By Tamara Miles
“I’m going to disappoint you. But you knew that already,” I thought, that day at the church. From across the large sanctuary, Brother Bob had seen me enter the room with my clarinet case, and although what happened next was really between him and God, I was a witness to it. It was a quick, private series of involuntary responses. First, he looked pleasantly surprised; next, he looked heavenward, as if to say “Thank you,” and then he raised his hand in a victory fist.
Brother Bob had prayed I would join the church orchestra for at least six months. He knew I played all throughout my school years from fifth grade on. He knew that I played well, and that I enjoyed being part of an orchestra. However, I had resisted joining because, frankly, I had a problem with commitment.
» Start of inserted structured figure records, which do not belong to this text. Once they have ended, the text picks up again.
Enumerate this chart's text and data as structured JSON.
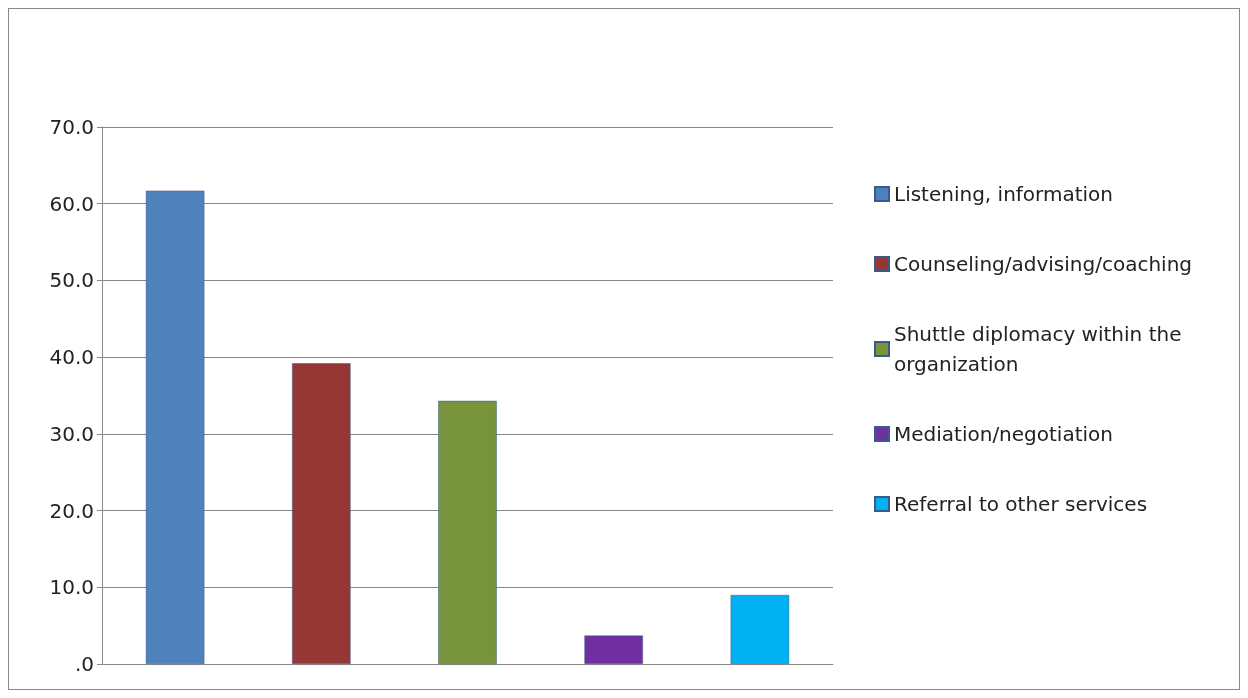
{
  "chart_data": {
    "type": "bar",
    "categories": [
      null,
      null,
      null,
      null,
      null
    ],
    "series": [
      {
        "name": "Listening, information",
        "color": "#4f81bd",
        "values": [
          61.7,
          null,
          null,
          null,
          null
        ]
      },
      {
        "name": "Counseling/advising/coaching",
        "color": "#953735",
        "values": [
          null,
          39.2,
          null,
          null,
          null
        ]
      },
      {
        "name": "Shuttle diplomacy within the organization",
        "color": "#77933c",
        "values": [
          null,
          null,
          34.3,
          null,
          null
        ]
      },
      {
        "name": "Mediation/negotiation",
        "color": "#7030a0",
        "values": [
          null,
          null,
          null,
          3.7,
          null
        ]
      },
      {
        "name": "Referral to other services",
        "color": "#00b0f0",
        "values": [
          null,
          null,
          null,
          null,
          9.0
        ]
      }
    ],
    "stacked": true,
    "ylim": [
      0,
      70
    ],
    "yticks": [
      {
        "value": 0,
        "label": ".0"
      },
      {
        "value": 10,
        "label": "10.0"
      },
      {
        "value": 20,
        "label": "20.0"
      },
      {
        "value": 30,
        "label": "30.0"
      },
      {
        "value": 40,
        "label": "40.0"
      },
      {
        "value": 50,
        "label": "50.0"
      },
      {
        "value": 60,
        "label": "60.0"
      },
      {
        "value": 70,
        "label": "70.0"
      }
    ],
    "grid": "y",
    "legend": "right",
    "tick_labels": "y"
  }
}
To be a member of the WBC orchestra meant committing to Wednesday night practice and showing up for church on Sunday, early, so I could warm up with the group and get last minute instructions before we filled the morning worship service with spiritual background music meant not only to inspire the congregants but to praise God and therefore to please Him and make Him happy.
For a number of reasons, I found it hard to make or keep that commitment: I was working too much, and I was taking college classes, and I was tired much of the time. If I didn’t miss orchestra practice because I had to work, I would miss it because I needed to do homework or study or sleep…or go out and have a drink or two.
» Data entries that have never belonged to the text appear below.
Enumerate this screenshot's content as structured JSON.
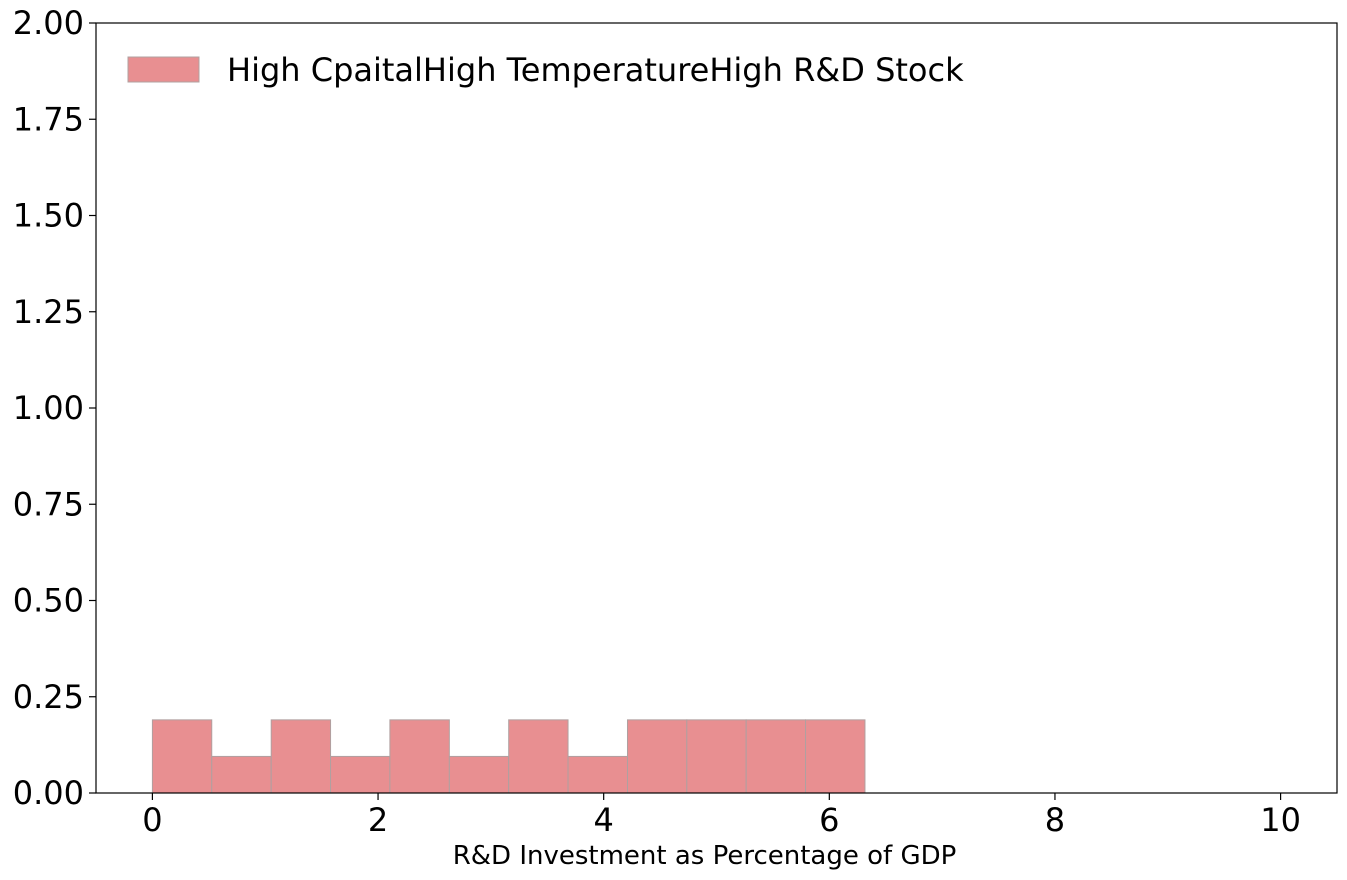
{
  "chart_data": {
    "type": "bar",
    "subtype": "histogram",
    "title": "",
    "xlabel": "R&D Investment as Percentage of GDP",
    "ylabel": "",
    "xlim": [
      -0.5,
      10.5
    ],
    "ylim": [
      0,
      2.0
    ],
    "x_ticks": [
      "0",
      "2",
      "4",
      "6",
      "8",
      "10"
    ],
    "y_ticks": [
      "0.00",
      "0.25",
      "0.50",
      "0.75",
      "1.00",
      "1.25",
      "1.50",
      "1.75",
      "2.00"
    ],
    "grid": false,
    "legend_position": "top-left",
    "series": [
      {
        "name": "High CpaitalHigh TemperatureHigh R&D Stock",
        "color": "#e88f91",
        "edge_color": "#b0a0a0",
        "bins": [
          {
            "x0": 0.0,
            "x1": 0.526,
            "value": 0.19
          },
          {
            "x0": 0.526,
            "x1": 1.053,
            "value": 0.095
          },
          {
            "x0": 1.053,
            "x1": 1.579,
            "value": 0.19
          },
          {
            "x0": 1.579,
            "x1": 2.105,
            "value": 0.095
          },
          {
            "x0": 2.105,
            "x1": 2.632,
            "value": 0.19
          },
          {
            "x0": 2.632,
            "x1": 3.158,
            "value": 0.095
          },
          {
            "x0": 3.158,
            "x1": 3.684,
            "value": 0.19
          },
          {
            "x0": 3.684,
            "x1": 4.211,
            "value": 0.095
          },
          {
            "x0": 4.211,
            "x1": 4.737,
            "value": 0.19
          },
          {
            "x0": 4.737,
            "x1": 5.263,
            "value": 0.19
          },
          {
            "x0": 5.263,
            "x1": 5.789,
            "value": 0.19
          },
          {
            "x0": 5.789,
            "x1": 6.316,
            "value": 0.19
          }
        ]
      }
    ]
  }
}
The bottom line is that my desire to play clarinet with this group wasn’t at the level Brother Bob wished it might be…a symptom of further disappointments…namely, that my heart wasn’t in line with other plans the good Lord might have for me either. I remembered a Bible verse related to all this—something about a man who was given talents and did not make responsible use of them. Guilt and fear are sometimes effective tools for getting me to do something, but the only thing that really works in the long run is love, and Brother Bob was acting out of love. It was a love that patiently waited for my heart to turn.
Once, when I was at his house for a church-related celebration of one kind or another, I saw on Brother Bob’s refrigerator, among the happy family photographs, a note from him to his wife and children. It said simply, “I’m committed to you for life.” I was moved by it, by the idea of having a father who is committed to you for life, unlike my father who was committed only to one thing, himself.
I sometimes attribute my own Red Delicious or Pink Lady characteristics to my father’s example, given the cliché about the apple and the tree. This memory came back to me as I made my way down the aisle with my clarinet, wondering if I had a single reed in the case that was not cracked, whether I could make Wednesday night practice, and thinking I was born with a worm inside and poor Brother Bob had been saving his pennies for defective fruit. “Well,” I thought, “I can shine myself up for this occasion, at least, and unlike my father, I can play a musical instrument.”
It was a long way down the aisle. It always is, at church, but I wasn’t headed for the altar, just the orchestra seats. I wondered if we would play “Just as I Am”—I wouldn’t know, since I had missed the previous practice. I slid into a seat and took a quick look at the music on the stand. “I’ll Fly Away” was first on the agenda. I laughed quietly. Wouldn’t you know it? A tune just made for me. I picked up my clarinet, licked the reed and fastened the mouthpiece on: tight enough but not too tight, that is the rule—and started warming up. Brother Bob was just going to have to forgive me in advance.